Performance macroéconomique
Tableau 1 : Aperçu de quelques indicateurs macroéconomiques

En 2023, l’économie sénégalaise a connu une croissance de 4,1 pour cent, contre 4,0 pour cent en 2022. Cette faible croissance, au regard des prévisions, s’explique par les tensions politiques et les troubles sociaux qui ont entravé la croissance de l’activité économique. L’inflation moyenne est repassée à 5,9 pour cent en 2023, après avoir culminé à 9,7 pour cent en 2022, grâce à la baisse des prix des denrées alimentaires et de l’énergie. Le solde budgétaire s’est réduit à -4,9 pour cent du PIB en 2023, contre -6,6 pour cent en 2022, la croissance des recettes ayant été supérieure à celle des dépenses. La dette publique a progressé pour atteindre 79,6 pour cent du PIB, contre 76,0 pour cent du PIB en 2022, tandis que le solde du compte courant s’est amélioré, passant de -19,9 pour cent du PIB en 2022 à -15,1 pour cent en 2023.
Perspective
Selon les projections, le PIB devrait croître de manière substantielle pour atteindre 7,6 pour cent en 2024, puis 8,7 pour cent en 2025, grâce à une activité accrue dans le secteur pétrolier, avec la mise en service de nouveaux puits de production, ainsi qu’à une nouvelle production d’or et de phosphate.
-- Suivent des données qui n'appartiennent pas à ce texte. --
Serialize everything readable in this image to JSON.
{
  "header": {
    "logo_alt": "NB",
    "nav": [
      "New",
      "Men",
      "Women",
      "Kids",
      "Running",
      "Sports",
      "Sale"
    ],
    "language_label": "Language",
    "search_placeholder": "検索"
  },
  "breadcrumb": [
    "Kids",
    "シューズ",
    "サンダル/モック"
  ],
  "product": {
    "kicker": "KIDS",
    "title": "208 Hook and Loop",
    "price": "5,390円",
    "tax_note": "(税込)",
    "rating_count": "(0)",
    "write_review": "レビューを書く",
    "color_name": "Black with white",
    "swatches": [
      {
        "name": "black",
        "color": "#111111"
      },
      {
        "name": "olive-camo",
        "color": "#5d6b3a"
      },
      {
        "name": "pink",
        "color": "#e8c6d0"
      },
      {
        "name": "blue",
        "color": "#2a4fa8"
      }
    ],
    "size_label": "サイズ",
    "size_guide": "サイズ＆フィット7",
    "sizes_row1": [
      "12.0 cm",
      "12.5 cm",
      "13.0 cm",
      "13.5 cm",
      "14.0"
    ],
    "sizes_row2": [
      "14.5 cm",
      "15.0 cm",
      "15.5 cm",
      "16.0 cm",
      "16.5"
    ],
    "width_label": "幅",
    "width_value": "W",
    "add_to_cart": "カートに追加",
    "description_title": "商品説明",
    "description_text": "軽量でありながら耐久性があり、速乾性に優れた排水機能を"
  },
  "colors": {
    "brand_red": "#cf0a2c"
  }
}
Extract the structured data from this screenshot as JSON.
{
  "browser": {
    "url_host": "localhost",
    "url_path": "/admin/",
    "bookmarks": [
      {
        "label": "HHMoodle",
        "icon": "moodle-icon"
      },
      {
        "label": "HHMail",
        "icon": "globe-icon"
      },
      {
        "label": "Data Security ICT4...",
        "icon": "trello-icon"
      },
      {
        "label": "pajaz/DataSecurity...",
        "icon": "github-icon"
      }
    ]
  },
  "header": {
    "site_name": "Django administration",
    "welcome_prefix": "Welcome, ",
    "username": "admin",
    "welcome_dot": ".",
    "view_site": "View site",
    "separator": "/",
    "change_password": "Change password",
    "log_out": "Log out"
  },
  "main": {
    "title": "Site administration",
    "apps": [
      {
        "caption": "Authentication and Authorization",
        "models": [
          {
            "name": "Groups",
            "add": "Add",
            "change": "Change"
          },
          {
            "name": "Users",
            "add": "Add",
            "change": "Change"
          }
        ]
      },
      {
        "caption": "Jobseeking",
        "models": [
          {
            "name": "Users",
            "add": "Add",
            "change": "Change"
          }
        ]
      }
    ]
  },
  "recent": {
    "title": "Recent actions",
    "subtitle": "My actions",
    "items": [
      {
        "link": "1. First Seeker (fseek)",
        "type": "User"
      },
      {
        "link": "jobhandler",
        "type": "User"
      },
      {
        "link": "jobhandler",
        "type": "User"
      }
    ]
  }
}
L’inflation moyenne devrait rester sur une trajectoire baissière, passant à 3,6 pour cent en 2024 et à 2,1 pour cent en 2025, grâce à la poursuite de la baisse des prix des denrées alimentaires. Le solde budgétaire devrait s’améliorer pour atteindre -3,9 pour cent du PIB en 2024, puis -3,1 pour cent du PIB en 2025, le secteur pétrolier devrait améliorer la marge budgétaire grâce à l’intégration de nouvelles rentes tirées des ressources. Le ratio dette/PIB devrait diminuer pour atteindre 72,5 pour cent en 2024 et 67,6 pour cent en 2025. Le solde du compte courant devrait continuer à s’améliorer pour atteindre -11,1 pour cent du PIB en 2024 et -6 pour cent du PIB en 2025, grâce au lancement et à la montée en puissance des exportations de nouvelles ressources.
Défis à relever
Les risques associés aux projections englobent les exportations vers la région sahélienne si le Burkina Faso, le Mali et le Niger mettent en œuvre leur décision de quitter la Communauté. Un retard supplémentaire dans la production de pétrole à partir des nouveaux champs entraînera une réduction significative des Perspectives de croissance. Une augmentation persistante des prix du pétrole brut, bien que positive en termes de recettes, constituera une menace sérieuse pour le secteur réel de l’économie.